Così ha concluso l'Avvocatura generale della Corte di Giustizia Ue (conclusioni 8 novembre 2012, causa C-420/11) in un caso in cui un singolo richiedeva allo Stato il risarcimento del danno derivante dalla mancata effettuazione della Via su un aeroporto e su suoi successivi ampliamenti, tale per cui il rumore derivante dall'aeroporto medesimo aveva diminuito il valore economico della sua casa.
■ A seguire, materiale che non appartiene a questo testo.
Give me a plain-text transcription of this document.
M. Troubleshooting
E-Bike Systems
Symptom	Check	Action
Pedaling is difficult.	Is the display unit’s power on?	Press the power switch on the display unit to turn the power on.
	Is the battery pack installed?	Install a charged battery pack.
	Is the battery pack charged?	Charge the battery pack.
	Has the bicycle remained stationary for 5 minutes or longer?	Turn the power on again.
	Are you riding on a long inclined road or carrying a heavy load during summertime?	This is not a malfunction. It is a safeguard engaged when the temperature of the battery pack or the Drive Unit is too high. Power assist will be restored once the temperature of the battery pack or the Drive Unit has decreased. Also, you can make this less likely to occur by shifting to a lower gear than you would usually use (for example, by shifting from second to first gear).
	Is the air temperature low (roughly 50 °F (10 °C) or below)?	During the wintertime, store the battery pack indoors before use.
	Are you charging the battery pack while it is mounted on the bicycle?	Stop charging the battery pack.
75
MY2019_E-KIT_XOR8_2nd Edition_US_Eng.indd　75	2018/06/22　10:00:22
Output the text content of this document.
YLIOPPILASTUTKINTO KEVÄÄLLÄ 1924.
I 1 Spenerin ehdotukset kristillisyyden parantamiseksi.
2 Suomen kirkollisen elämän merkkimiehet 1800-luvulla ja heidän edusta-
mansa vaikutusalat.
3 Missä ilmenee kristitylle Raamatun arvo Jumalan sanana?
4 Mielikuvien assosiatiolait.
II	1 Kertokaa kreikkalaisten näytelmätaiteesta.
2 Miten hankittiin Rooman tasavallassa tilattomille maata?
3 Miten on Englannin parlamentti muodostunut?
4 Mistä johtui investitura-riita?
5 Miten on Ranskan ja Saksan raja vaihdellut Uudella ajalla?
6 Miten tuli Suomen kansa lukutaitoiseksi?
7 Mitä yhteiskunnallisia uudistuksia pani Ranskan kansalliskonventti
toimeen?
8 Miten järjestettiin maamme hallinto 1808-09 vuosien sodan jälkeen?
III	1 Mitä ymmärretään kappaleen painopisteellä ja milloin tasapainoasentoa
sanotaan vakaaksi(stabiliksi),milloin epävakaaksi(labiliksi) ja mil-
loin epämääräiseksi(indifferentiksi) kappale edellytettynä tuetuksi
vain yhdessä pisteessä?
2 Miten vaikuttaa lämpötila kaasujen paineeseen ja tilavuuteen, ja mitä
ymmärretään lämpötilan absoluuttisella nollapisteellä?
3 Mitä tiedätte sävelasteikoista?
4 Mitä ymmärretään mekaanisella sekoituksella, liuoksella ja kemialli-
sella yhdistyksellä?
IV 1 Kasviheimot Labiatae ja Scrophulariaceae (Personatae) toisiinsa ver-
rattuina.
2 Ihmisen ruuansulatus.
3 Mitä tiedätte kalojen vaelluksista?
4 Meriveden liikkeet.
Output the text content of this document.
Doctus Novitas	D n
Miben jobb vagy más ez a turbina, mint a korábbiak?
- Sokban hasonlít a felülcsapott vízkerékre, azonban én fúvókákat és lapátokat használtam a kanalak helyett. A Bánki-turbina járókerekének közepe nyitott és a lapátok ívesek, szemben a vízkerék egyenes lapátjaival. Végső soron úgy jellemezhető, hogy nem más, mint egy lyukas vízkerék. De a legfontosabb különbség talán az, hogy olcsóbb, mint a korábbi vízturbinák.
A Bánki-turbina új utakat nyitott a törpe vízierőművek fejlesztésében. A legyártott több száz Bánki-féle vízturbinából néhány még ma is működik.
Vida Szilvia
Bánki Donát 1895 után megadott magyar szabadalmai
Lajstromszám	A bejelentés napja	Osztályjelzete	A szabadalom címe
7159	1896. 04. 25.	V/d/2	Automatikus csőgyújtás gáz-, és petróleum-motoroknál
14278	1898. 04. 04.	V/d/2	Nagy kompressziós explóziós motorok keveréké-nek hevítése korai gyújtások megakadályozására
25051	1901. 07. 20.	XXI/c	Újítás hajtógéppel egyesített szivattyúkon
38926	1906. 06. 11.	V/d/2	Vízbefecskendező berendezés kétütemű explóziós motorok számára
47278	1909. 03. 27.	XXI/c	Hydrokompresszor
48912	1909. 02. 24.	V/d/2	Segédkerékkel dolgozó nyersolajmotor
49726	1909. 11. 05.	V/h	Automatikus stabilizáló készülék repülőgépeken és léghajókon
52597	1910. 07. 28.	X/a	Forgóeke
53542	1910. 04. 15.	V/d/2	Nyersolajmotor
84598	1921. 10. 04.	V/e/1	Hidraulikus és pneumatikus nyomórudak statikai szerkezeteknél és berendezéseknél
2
L'Avvocatura ha chiarito che la violazione della direttiva Via non comporta immediatamente l'obbligo di risarcire i danni provocati dagli effetti di un progetto sull'ambiente (ciò in quanto anche un progetto che a seguito di Via risulti avere effetti importanti sull'ambiente potrebbe comunque essere autorizzato), perchè è altresì necessario che il pubblico interessato non sia stato informato tempestivamente di tali effetti e che quindi non sia stato messo in condizioni di ovviare agli stessi (nel caso di specie, isolando le abitazioni dal rumore o evitando di trasferirsi a vivere nelle zone interessate).